United States v. Espinoza-Baza

Summarized by:

  • Court: 9th Circuit Court of Appeals Archives
  • Area(s) of Law: Immigration
  • Date Filed: 08-04-2011
  • Case #: 09-10398
  • Judge(s)/Court Below: Circuit Judge Wallace for the Court; Circuit Judges Noonan and Silverman
  • Full Text Opinion

The defense of derivative citizenship is not appropriate where the theory is not supported in the record by a factual foundation and the proffered evidence is no more than a mere “scintilla of evidence.”

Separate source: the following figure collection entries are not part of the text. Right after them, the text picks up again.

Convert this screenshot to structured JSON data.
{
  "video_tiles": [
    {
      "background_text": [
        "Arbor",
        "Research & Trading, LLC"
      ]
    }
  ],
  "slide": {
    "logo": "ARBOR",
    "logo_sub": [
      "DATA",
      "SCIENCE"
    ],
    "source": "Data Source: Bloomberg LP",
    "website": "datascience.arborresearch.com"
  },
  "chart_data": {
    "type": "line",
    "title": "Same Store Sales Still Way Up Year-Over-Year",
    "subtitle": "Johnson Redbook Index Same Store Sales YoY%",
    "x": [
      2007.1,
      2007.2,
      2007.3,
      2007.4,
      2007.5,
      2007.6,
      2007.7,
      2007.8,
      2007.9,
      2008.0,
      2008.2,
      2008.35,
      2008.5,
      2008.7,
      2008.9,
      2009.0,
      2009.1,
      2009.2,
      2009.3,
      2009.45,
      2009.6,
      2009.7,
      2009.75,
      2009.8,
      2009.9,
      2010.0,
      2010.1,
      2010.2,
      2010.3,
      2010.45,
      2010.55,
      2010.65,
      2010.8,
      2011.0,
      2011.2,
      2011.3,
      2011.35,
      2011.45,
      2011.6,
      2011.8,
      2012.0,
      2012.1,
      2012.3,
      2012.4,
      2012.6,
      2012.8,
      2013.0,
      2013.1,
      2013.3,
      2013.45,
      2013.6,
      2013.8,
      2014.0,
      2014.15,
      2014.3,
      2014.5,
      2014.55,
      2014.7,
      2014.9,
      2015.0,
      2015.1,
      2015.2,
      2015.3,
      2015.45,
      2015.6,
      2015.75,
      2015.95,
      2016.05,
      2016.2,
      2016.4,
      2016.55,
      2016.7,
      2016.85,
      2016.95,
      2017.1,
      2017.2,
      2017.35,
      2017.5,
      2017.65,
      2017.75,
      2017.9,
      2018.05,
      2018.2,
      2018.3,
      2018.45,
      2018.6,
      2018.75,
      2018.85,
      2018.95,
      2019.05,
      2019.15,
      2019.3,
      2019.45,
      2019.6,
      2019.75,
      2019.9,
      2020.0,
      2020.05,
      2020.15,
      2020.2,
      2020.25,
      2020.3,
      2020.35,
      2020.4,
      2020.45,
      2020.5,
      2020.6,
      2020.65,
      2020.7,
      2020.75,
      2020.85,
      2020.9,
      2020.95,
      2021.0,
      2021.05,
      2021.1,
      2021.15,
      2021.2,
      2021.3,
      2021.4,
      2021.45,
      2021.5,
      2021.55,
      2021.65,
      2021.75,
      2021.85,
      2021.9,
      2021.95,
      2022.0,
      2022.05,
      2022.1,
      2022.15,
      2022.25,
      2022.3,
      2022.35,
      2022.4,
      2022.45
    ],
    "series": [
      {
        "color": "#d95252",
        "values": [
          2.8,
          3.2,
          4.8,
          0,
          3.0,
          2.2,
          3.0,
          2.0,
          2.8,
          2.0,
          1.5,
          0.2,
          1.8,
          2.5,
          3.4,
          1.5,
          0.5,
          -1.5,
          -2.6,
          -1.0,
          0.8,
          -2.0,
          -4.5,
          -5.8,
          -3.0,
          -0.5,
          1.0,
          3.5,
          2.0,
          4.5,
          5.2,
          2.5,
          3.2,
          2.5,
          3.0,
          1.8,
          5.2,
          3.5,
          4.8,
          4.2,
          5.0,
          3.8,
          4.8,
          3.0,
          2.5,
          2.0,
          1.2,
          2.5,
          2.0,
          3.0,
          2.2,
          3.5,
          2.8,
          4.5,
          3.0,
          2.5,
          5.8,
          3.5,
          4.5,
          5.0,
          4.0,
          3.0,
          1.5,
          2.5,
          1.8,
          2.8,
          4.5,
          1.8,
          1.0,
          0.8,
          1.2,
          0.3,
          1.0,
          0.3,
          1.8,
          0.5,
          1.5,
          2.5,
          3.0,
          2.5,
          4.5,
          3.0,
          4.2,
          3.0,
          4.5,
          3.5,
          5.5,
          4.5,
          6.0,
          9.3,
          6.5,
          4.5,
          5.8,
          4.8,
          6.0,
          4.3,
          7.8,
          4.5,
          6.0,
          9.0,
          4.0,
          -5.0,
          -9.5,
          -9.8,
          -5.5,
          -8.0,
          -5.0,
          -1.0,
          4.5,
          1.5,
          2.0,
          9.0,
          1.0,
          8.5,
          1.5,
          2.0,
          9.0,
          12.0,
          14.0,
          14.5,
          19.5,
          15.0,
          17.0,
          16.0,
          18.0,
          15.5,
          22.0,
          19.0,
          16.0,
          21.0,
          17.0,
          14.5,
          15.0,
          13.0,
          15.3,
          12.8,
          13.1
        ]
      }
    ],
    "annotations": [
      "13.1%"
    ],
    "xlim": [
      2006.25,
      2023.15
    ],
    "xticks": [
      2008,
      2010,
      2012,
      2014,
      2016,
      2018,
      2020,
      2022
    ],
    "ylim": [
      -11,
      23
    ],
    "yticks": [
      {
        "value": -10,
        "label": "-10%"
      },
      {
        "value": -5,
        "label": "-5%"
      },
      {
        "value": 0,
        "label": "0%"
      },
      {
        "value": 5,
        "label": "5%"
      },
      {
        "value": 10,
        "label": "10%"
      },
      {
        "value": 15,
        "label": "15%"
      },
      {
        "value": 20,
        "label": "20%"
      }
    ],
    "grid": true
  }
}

A jury convicted Espinoza-Baza of two counts of illegally reentering the United States. On appeal, Espinoza-Baza challenged the district court’s denial of evidence that his grandfather was born in Texas, the court’s refusal to give the derivative citizenship jury instruction, and his sentence. The Ninth Circuit concluded that Espinoza-Baza’s evidence of his grandfather’s citizenship was relevant to the issue of alienage under Federal Rule of Evidence 403. In Rule 403 rulings, however, substantial deference is given to the district court and the Court held that the district court did not abuse it’s discretion in excluding the evidence. The Court further concluded that the evidence presented an undue risk of jury confusion while providing only marginal probative value. The Ninth Circuit further held that the district court did not abuse its discretion when it found that Espinoza-Baza’s derivative citizenship theory lacked the necessary factual foundation. The evidence relied on by Espinoza-Baza was hearsay and no more than a mere “scintilla of evidence.” The Ninth Circuit finally held that the district court did not err in upwardly adjusting Espinoza-Baza sentence with a multiple count enhancement and the ninety-six month sentence was not substantively unreasonable.